Read more: Half of British Jews 'considering leaving the UK' amid 'staggering' rise in anti-Semitism

Read more: BBC staff 'barred from joining march against anti-Semitism' over impartiality rules

At the end of the protest, a second man was arrested for shouting anti-Semitic abuse.

The Met said at 6pm: The March Against Antisemitism has concluded.

"As the crowds left along Whitehall, a man was heard to make antisemitic comments. He was arrested on suspicion of a racially aggravated public order offence.

"In total, there were two arrests during today’s operation."

It came one day after pro-Palestinian crowds also gathered in the capital to demand a ceasefire in Gaza.

A truce between Hamas and Israel is still holding, with the release of a third group of hostages and Palestinians from Israeli prisons coming late on Sunday.

Security minister Tom Tugendhat also joined celebrities including Tracy-Ann Oberman and Robert Rinder at the march.

Tracey-Ann Oberman (left) and Rachel Riley take part in a march against anti-Semitism
Tracey-Ann Oberman (left) and Rachel Riley take part in a march against anti-Semitism. Picture: Alamy

It comes after engagement manager for Campaign Against Antisemitism Binyomin Gilbert told LBC News a survey had found half of British Jews have considered leaving the UK amid a "staggering" rise in discrimination.

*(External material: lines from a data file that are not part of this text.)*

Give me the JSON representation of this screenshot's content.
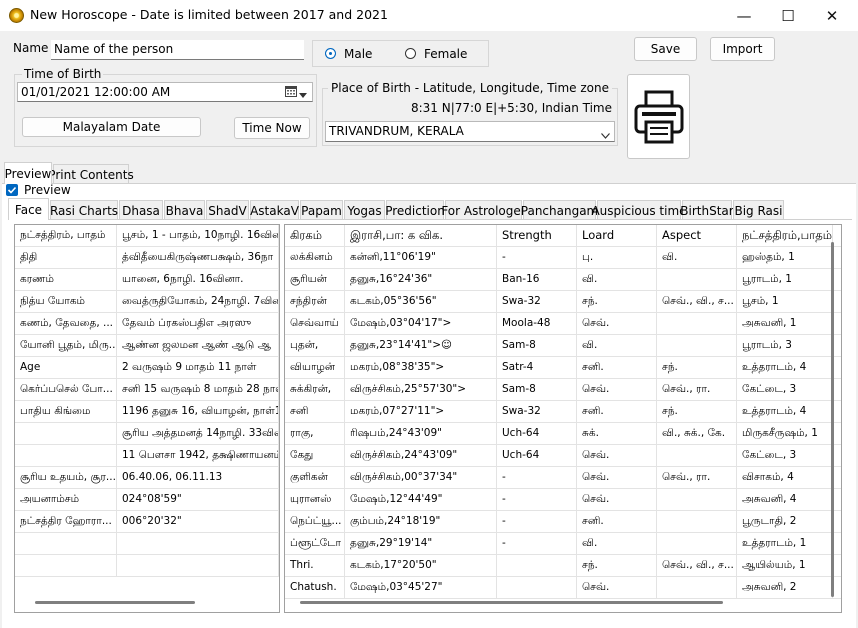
{
  "window": {
    "title": "New Horoscope - Date is limited between 2017 and 2021",
    "minimize_glyph": "—",
    "maximize_glyph": "☐",
    "close_glyph": "✕"
  },
  "form": {
    "name_label": "Name",
    "name_value": "Name of the person",
    "gender_male": "Male",
    "gender_female": "Female",
    "gender_selected": "Male",
    "save_label": "Save",
    "import_label": "Import",
    "time_of_birth_label": "Time of Birth",
    "datetime_value": "01/01/2021  12:00:00 AM",
    "malayalam_date_label": "Malayalam Date",
    "time_now_label": "Time Now",
    "place_label": "Place of Birth - Latitude, Longitude, Time zone",
    "coords_value": "8:31 N|77:0 E|+5:30, Indian Time",
    "place_value": "TRIVANDRUM, KERALA"
  },
  "top_tabs": [
    "Preview",
    "Print Contents"
  ],
  "preview_checkbox": {
    "label": "Preview",
    "checked": true
  },
  "inner_tabs": [
    "Face",
    "Rasi Charts",
    "Dhasa",
    "Bhava",
    "ShadV",
    "AstakaV",
    "Papam",
    "Yogas",
    "Prediction",
    "For Astrologer",
    "Panchangam",
    "Auspicious time",
    "BirthStar",
    "Big Rasi"
  ],
  "left_table": [
    [
      "நட்சத்திரம், பாதம்",
      "பூசம், 1 - பாதம், 10நாழி. 16வினா."
    ],
    [
      "திதி",
      "த்விதீயைகிருஷ்ணபக்ஷம், 36நா"
    ],
    [
      "கரணம்",
      "யானை, 6நாழி. 16வினா."
    ],
    [
      "நித்ய யோகம்",
      "வைத்ருதியோகம், 24நாழி. 7வின"
    ],
    [
      "கணம், தேவதை, ...",
      "தேவம் ப்ரகஸ்பதிஎ அரஸு"
    ],
    [
      "யோனி பூதம், மிரு...",
      "ஆண்ன ஜலமன ஆண் ஆடு ஆ"
    ],
    [
      "Age",
      "2 வருஷம் 9 மாதம் 11 நாள்"
    ],
    [
      "கெர்ப்பசெல் போ...",
      "சனி 15 வருஷம் 8 மாதம் 28 நாள்"
    ],
    [
      "பாதிய கிங்மை",
      "1196 தனுசு 16, வியாழன், நாள்187"
    ],
    [
      "",
      "சூரிய அத்தமனத் 14நாழி. 33வின"
    ],
    [
      "",
      "11 பௌசா 1942, தக்ஷிணாயனம், "
    ],
    [
      "சூரிய உதயம், சூர...",
      "06.40.06, 06.11.13"
    ],
    [
      "அயனாம்சம்",
      "024°08'59\""
    ],
    [
      "நட்சத்திர ஹோரா...",
      "006°20'32\""
    ],
    [
      "",
      ""
    ],
    [
      "",
      ""
    ]
  ],
  "planet_headers": [
    "கிரகம்",
    "இராசி,பா: க விக.",
    "Strength",
    "Loard",
    "Aspect",
    "நட்சத்திரம்,பாதம்"
  ],
  "planet_rows": [
    [
      "லக்கினம்",
      "கன்னி,11°06'19\"",
      "-",
      "பு.",
      "வி.",
      "ஹஸ்தம், 1"
    ],
    [
      "சூரியன்",
      "தனுசு,16°24'36\"",
      "Ban-16",
      "வி.",
      "",
      "பூராடம், 1"
    ],
    [
      "சந்திரன்",
      "கடகம்,05°36'56\"",
      "Swa-32",
      "சந்.",
      "செவ்., வி., ச...",
      "பூசம், 1"
    ],
    [
      "செவ்வாய்",
      "மேஷம்,03°04'17\">",
      "Moola-48",
      "செவ்.",
      "",
      "அசுவனி, 1"
    ],
    [
      "புதன்,",
      "தனுசு,23°14'41\">☺",
      "Sam-8",
      "வி.",
      "",
      "பூராடம், 3"
    ],
    [
      "வியாழன்",
      "மகரம்,08°38'35\">",
      "Satr-4",
      "சனி.",
      "சந்.",
      "உத்தராடம், 4"
    ],
    [
      "சுக்கிரன்,",
      "விருச்சிகம்,25°57'30\">",
      "Sam-8",
      "செவ்.",
      "செவ்., ரா.",
      "கேட்டை, 3"
    ],
    [
      "சனி",
      "மகரம்,07°27'11\">",
      "Swa-32",
      "சனி.",
      "சந்.",
      "உத்தராடம், 4"
    ],
    [
      "ராகு,",
      "ரிஷபம்,24°43'09\"",
      "Uch-64",
      "சுக்.",
      "வி., சுக்., கே.",
      "மிருகசீருஷம், 1"
    ],
    [
      "கேது",
      "விருச்சிகம்,24°43'09\"",
      "Uch-64",
      "செவ்.",
      "",
      "கேட்டை, 3"
    ],
    [
      "குளிகன்",
      "விருச்சிகம்,00°37'34\"",
      "-",
      "செவ்.",
      "செவ்., ரா.",
      "விசாகம், 4"
    ],
    [
      "யுரானஸ்",
      "மேஷம்,12°44'49\"",
      "-",
      "செவ்.",
      "",
      "அசுவனி, 4"
    ],
    [
      "நெப்ட்யூ...",
      "கும்பம்,24°18'19\"",
      "-",
      "சனி.",
      "",
      "பூருடாதி, 2"
    ],
    [
      "ப்ளூட்டோ",
      "தனுசு,29°19'14\"",
      "-",
      "வி.",
      "",
      "உத்தராடம், 1"
    ],
    [
      "Thri.",
      "கடகம்,17°20'50\"",
      "",
      "சந்.",
      "செவ்., வி., ச...",
      "ஆயில்யம், 1"
    ],
    [
      "Chatush.",
      "மேஷம்,03°45'27\"",
      "",
      "செவ்.",
      "",
      "அசுவனி, 2"
    ]
  ]
}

Nearly 70 per cent of Jews in the UK have also held back from showing visible signs of being Jewish, findings showed.

It follows a multi-pronged attack by Hamas on Israel on October 7, killing 1,200 people and taking 240 hostage.

There have since been weekly pro-Palestine rallies in London, in which Campaign Against Antisemitism says there have been "genocidal chants, Hamas-style headbands, antisemitic placards and calls for jihad".

"We have seen a 1300% increase in anti-Semitism," Mr Gilbert said.

"And this is staggering. And in fact I can release to you today the results of a survey of British Jews, which has shown us that 69%, nearly 70% of British Jews are saying that they are now less likely to show visible signs of their duties.

"It also shows us that half of British Jews have considered whether they need to leave the UK due to anti-Semitism."

He said "there's a lot of fear and concern" for British Jews at the moment.

Addressing the pro-Palestine marches through the capital, Mr Gilbert said: "What we've seen is large scale marches week after week.

"In fact, there were protests happening before Israel had retaliated in the streets of London.

"And we have seen in those marches, calls for intifada, we've seen support for organisations that want Jews dead."

He went on: "When we have racists turn up at our rallies, we pull them out.

"When we have people turn up in our rallies who want to try and manipulate and politicise anti-Semitism and cast one minority group against another, we have been unequivocal."

He said he is confident there will not be violence but "positive displays of the Jewish community and its allies standing up and saying this is what British values mean".